Endolenfatik Kese Cerrahisi yüz güldürüyor

 

Cerrahi yöntemin ancak diğer önlemler başarısız olduğunda bir seçenek olduğuna dikkat çeken KBB Uzmanı Prof. Dr. Arif Ulubil “Cerrahi tedavi bazı hastalarda gerekebilir. Cerrahi prosedürler, Meniere hastalığında sık görülen vertigo nöbetlerini ortadan kaldırabilir ancak işitme kaybını iyileştirecek bir ameliyat yöntemi henüz bulunmuyor. Güncel operasyon tekniklerinden “Endolenfatik Kese Cerrahisi” ile hastalık büyük oranda kontrol altına alınıyor, atak sıklıkları çok azalıyor ve hastanın işitme duyusu korunuyor” diyor.

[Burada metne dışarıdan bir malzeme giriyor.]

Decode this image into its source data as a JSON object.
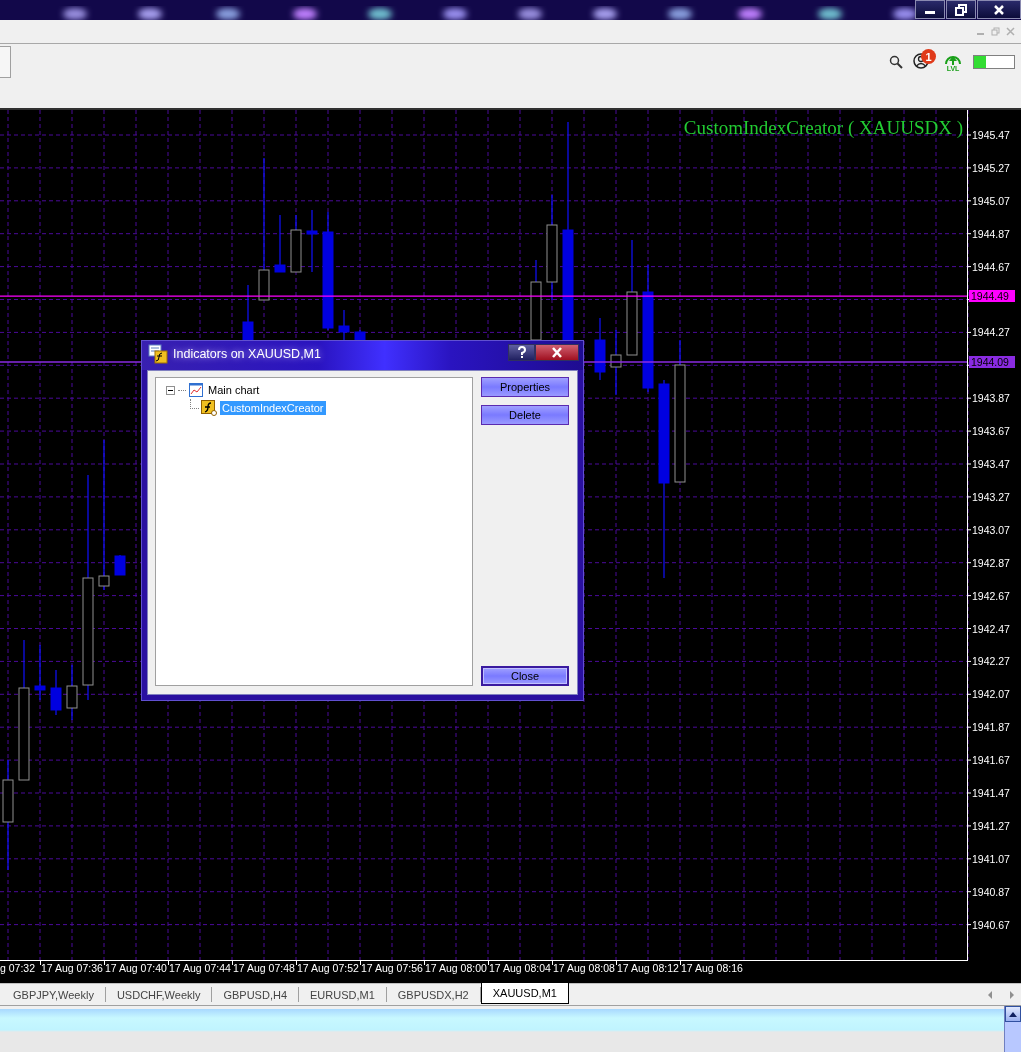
{
  "toolbar": {
    "notification_badge": "1",
    "level_label": "LVL",
    "meter": {
      "level": 0.3
    }
  },
  "chart": {
    "title": "CustomIndexCreator ( XAUUSDX )",
    "price_labels": [
      "1945.47",
      "1945.27",
      "1945.07",
      "1944.87",
      "1944.67",
      "1944.27",
      "1943.87",
      "1943.67",
      "1943.47",
      "1943.27",
      "1943.07",
      "1942.87",
      "1942.67",
      "1942.47",
      "1942.27",
      "1942.07",
      "1941.87",
      "1941.67",
      "1941.47",
      "1941.27",
      "1941.07",
      "1940.87",
      "1940.67"
    ],
    "price_markers": [
      {
        "label": "1944.49",
        "color": "#ff00ff"
      },
      {
        "label": "1944.09",
        "color": "#8a2be2"
      }
    ],
    "time_labels": [
      "g 07:32",
      "17 Aug 07:36",
      "17 Aug 07:40",
      "17 Aug 07:44",
      "17 Aug 07:48",
      "17 Aug 07:52",
      "17 Aug 07:56",
      "17 Aug 08:00",
      "17 Aug 08:04",
      "17 Aug 08:08",
      "17 Aug 08:12",
      "17 Aug 08:16"
    ]
  },
  "dialog": {
    "title": "Indicators on XAUUSD,M1",
    "tree": [
      {
        "label": "Main chart",
        "expanded": true,
        "selected": false,
        "children": [
          {
            "label": "CustomIndexCreator",
            "selected": true
          }
        ]
      }
    ],
    "buttons": [
      {
        "label": "Properties",
        "default": false
      },
      {
        "label": "Delete",
        "default": false
      },
      {
        "label": "Close",
        "default": true
      }
    ]
  },
  "tabs": [
    {
      "label": "GBPJPY,Weekly",
      "selected": false
    },
    {
      "label": "USDCHF,Weekly",
      "selected": false
    },
    {
      "label": "GBPUSD,H4",
      "selected": false
    },
    {
      "label": "EURUSD,M1",
      "selected": false
    },
    {
      "label": "GBPUSDX,H2",
      "selected": false
    },
    {
      "label": "XAUUSD,M1",
      "selected": true
    }
  ]
}
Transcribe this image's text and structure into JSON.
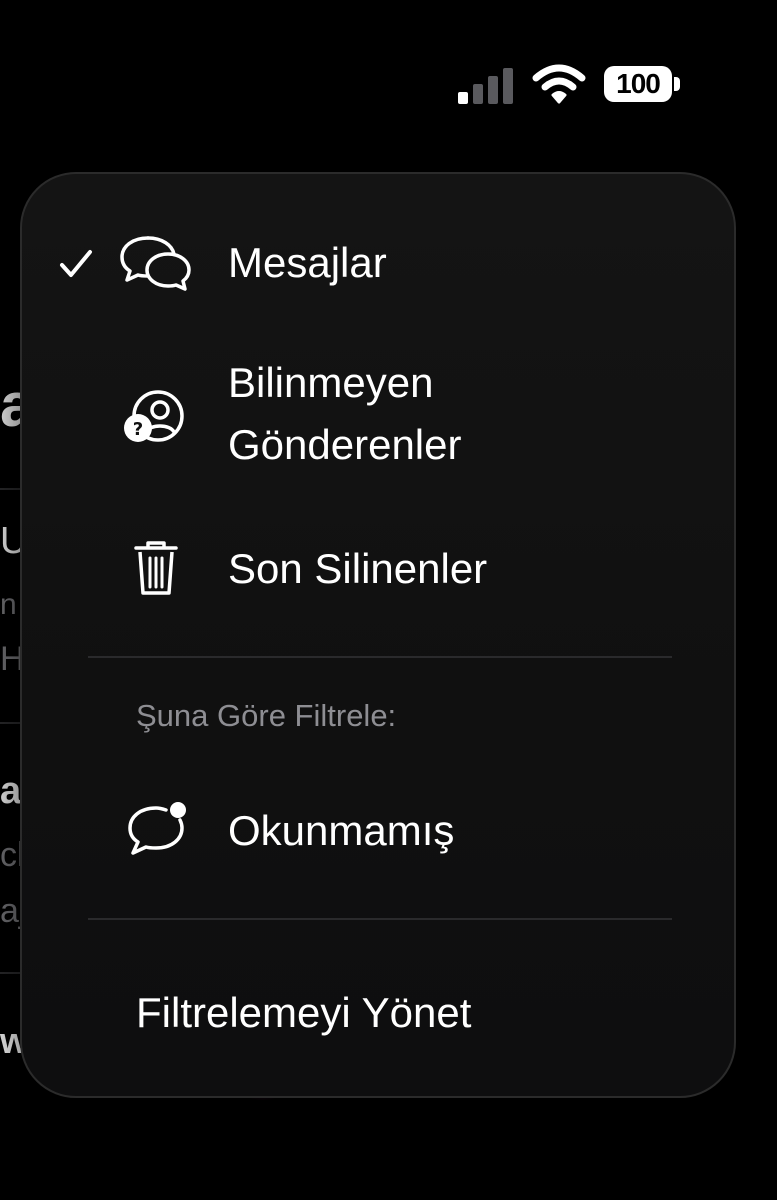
{
  "status_bar": {
    "battery_level": "100"
  },
  "background_peek": {
    "items": [
      "a",
      "U",
      "n",
      "H",
      "a",
      "cl",
      "aj",
      "we"
    ]
  },
  "menu": {
    "items": [
      {
        "label": "Mesajlar",
        "icon": "chat-bubbles-icon",
        "checked": true
      },
      {
        "label_line1": "Bilinmeyen",
        "label_line2": "Gönderenler",
        "icon": "unknown-person-icon",
        "checked": false
      },
      {
        "label": "Son Silinenler",
        "icon": "trash-icon",
        "checked": false
      }
    ],
    "filter_section": {
      "header": "Şuna Göre Filtrele:",
      "items": [
        {
          "label": "Okunmamış",
          "icon": "unread-bubble-icon"
        }
      ]
    },
    "manage_label": "Filtrelemeyi Yönet"
  }
}
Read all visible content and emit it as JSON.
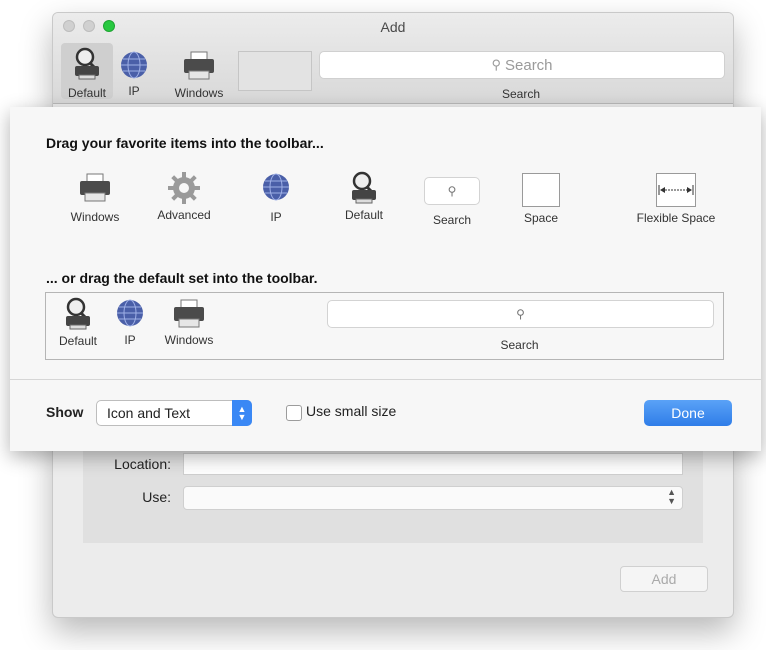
{
  "window": {
    "title": "Add",
    "toolbar": {
      "items": [
        {
          "label": "Default",
          "icon": "magnifier-printer-icon"
        },
        {
          "label": "IP",
          "icon": "globe-icon"
        },
        {
          "label": "Windows",
          "icon": "printer-icon"
        }
      ],
      "search_placeholder": "Search",
      "search_label": "Search"
    },
    "form": {
      "location_label": "Location:",
      "use_label": "Use:",
      "add_button": "Add"
    }
  },
  "customize_sheet": {
    "heading_favorites": "Drag your favorite items into the toolbar...",
    "palette": [
      {
        "label": "Windows",
        "icon": "printer-icon"
      },
      {
        "label": "Advanced",
        "icon": "gear-icon"
      },
      {
        "label": "IP",
        "icon": "globe-icon"
      },
      {
        "label": "Default",
        "icon": "magnifier-printer-icon"
      },
      {
        "label": "Search",
        "icon": "search-field-icon"
      },
      {
        "label": "Space",
        "icon": "space-icon"
      },
      {
        "label": "Flexible Space",
        "icon": "flexible-space-icon"
      }
    ],
    "heading_default": "... or drag the default set into the toolbar.",
    "default_set": {
      "items": [
        {
          "label": "Default"
        },
        {
          "label": "IP"
        },
        {
          "label": "Windows"
        }
      ],
      "search_label": "Search"
    },
    "show_label": "Show",
    "show_value": "Icon and Text",
    "small_size_label": "Use small size",
    "small_size_checked": false,
    "done_label": "Done"
  },
  "colors": {
    "accent": "#3a88f5",
    "traffic_green": "#28c940"
  }
}
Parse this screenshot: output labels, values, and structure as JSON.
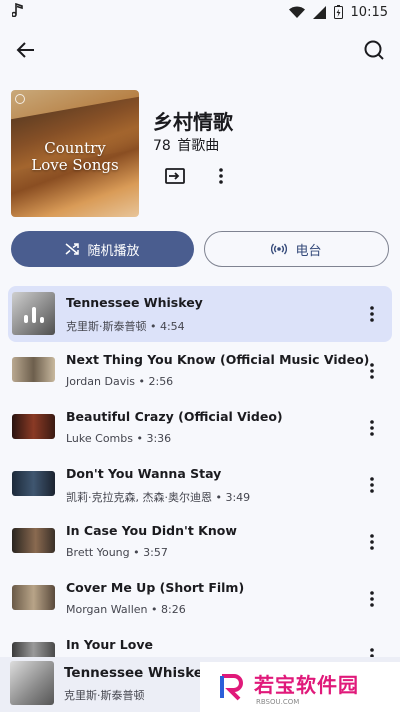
{
  "status": {
    "time": "10:15",
    "left_icon": "music-note-icon"
  },
  "topbar": {
    "back_icon": "arrow-back-icon",
    "search_icon": "search-icon"
  },
  "playlist": {
    "cover_text_line1": "Country",
    "cover_text_line2": "Love Songs",
    "title": "乡村情歌",
    "count": "78",
    "count_unit": "首歌曲"
  },
  "actions": {
    "shuffle_label": "随机播放",
    "radio_label": "电台"
  },
  "songs": [
    {
      "title": "Tennessee Whiskey",
      "artist": "克里斯·斯泰普顿",
      "duration": "4:54",
      "active": true
    },
    {
      "title": "Next Thing You Know (Official Music Video)",
      "artist": "Jordan Davis",
      "duration": "2:56"
    },
    {
      "title": "Beautiful Crazy (Official Video)",
      "artist": "Luke Combs",
      "duration": "3:36"
    },
    {
      "title": "Don't You Wanna Stay",
      "artist": "凯莉·克拉克森, 杰森·奥尔迪恩",
      "duration": "3:49"
    },
    {
      "title": "In Case You Didn't Know",
      "artist": "Brett Young",
      "duration": "3:57"
    },
    {
      "title": "Cover Me Up (Short Film)",
      "artist": "Morgan Wallen",
      "duration": "8:26"
    },
    {
      "title": "In Your Love",
      "artist": "",
      "duration": ""
    }
  ],
  "songs_sub": [
    "克里斯·斯泰普顿 • 4:54",
    "Jordan Davis • 2:56",
    "Luke Combs • 3:36",
    "凯莉·克拉克森, 杰森·奥尔迪恩 • 3:49",
    "Brett Young • 3:57",
    "Morgan Wallen • 8:26",
    ""
  ],
  "miniplayer": {
    "title": "Tennessee Whiskey",
    "artist": "克里斯·斯泰普顿"
  },
  "watermark": {
    "text": "若宝软件园",
    "url": "RBSOU.COM"
  },
  "colors": {
    "primary": "#4a5d8f",
    "active_row": "#dce2f9",
    "background": "#f7f8fc",
    "watermark": "#e0197a"
  }
}
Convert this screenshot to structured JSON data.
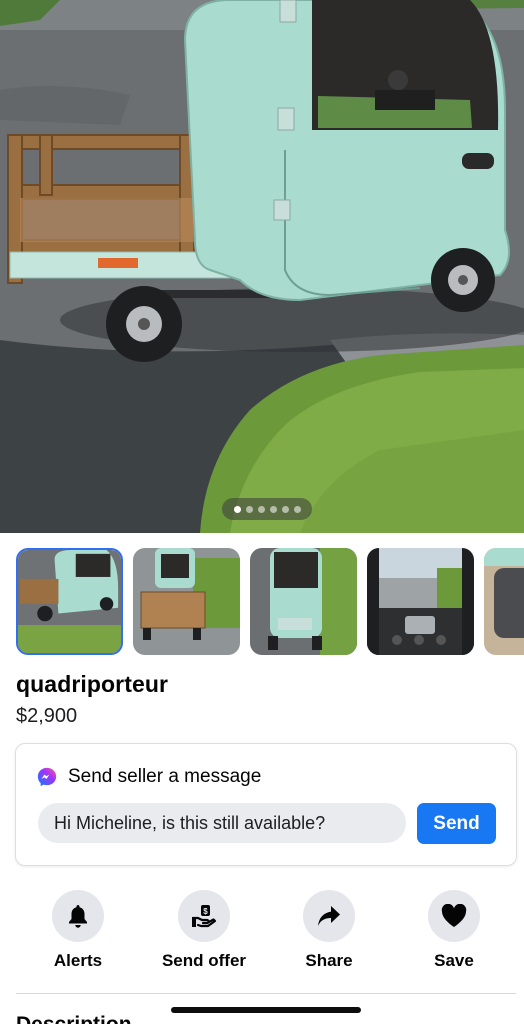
{
  "listing": {
    "title": "quadriporteur",
    "price": "$2,900",
    "photo_count": 6,
    "active_photo_index": 0,
    "hero_photo": "light teal enclosed mobility scooter with wooden cargo bed parked on asphalt next to grass"
  },
  "thumbnails": [
    {
      "name": "thumbnail-side-view",
      "selected": true
    },
    {
      "name": "thumbnail-rear-cargo"
    },
    {
      "name": "thumbnail-rear-view"
    },
    {
      "name": "thumbnail-dashboard"
    },
    {
      "name": "thumbnail-seat"
    }
  ],
  "message": {
    "heading": "Send seller a message",
    "input_value": "Hi Micheline, is this still available?",
    "send_label": "Send"
  },
  "actions": {
    "alerts": "Alerts",
    "send_offer": "Send offer",
    "share": "Share",
    "save": "Save"
  },
  "description_heading": "Description",
  "colors": {
    "accent": "#1877f2",
    "action_circle": "#e4e6eb",
    "vehicle": "#a9dccf"
  }
}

Bu ameliyat tekniği çok özellikli olduğu için çok az hekim tarafından uygulanıyor ancak ilaç tedavisinden yarar göremeyen gruptaki hastalarda yüzde 70 oranında başarılı sonuçlar almak mümkün oluyor.  

Prof. Dr. Arif Ulubil ameliyat yöntemine ise hastanın yaşı ve sağlığı, tıbbi durumu ve işitme durumuna göre karar verildiğini söylüyor.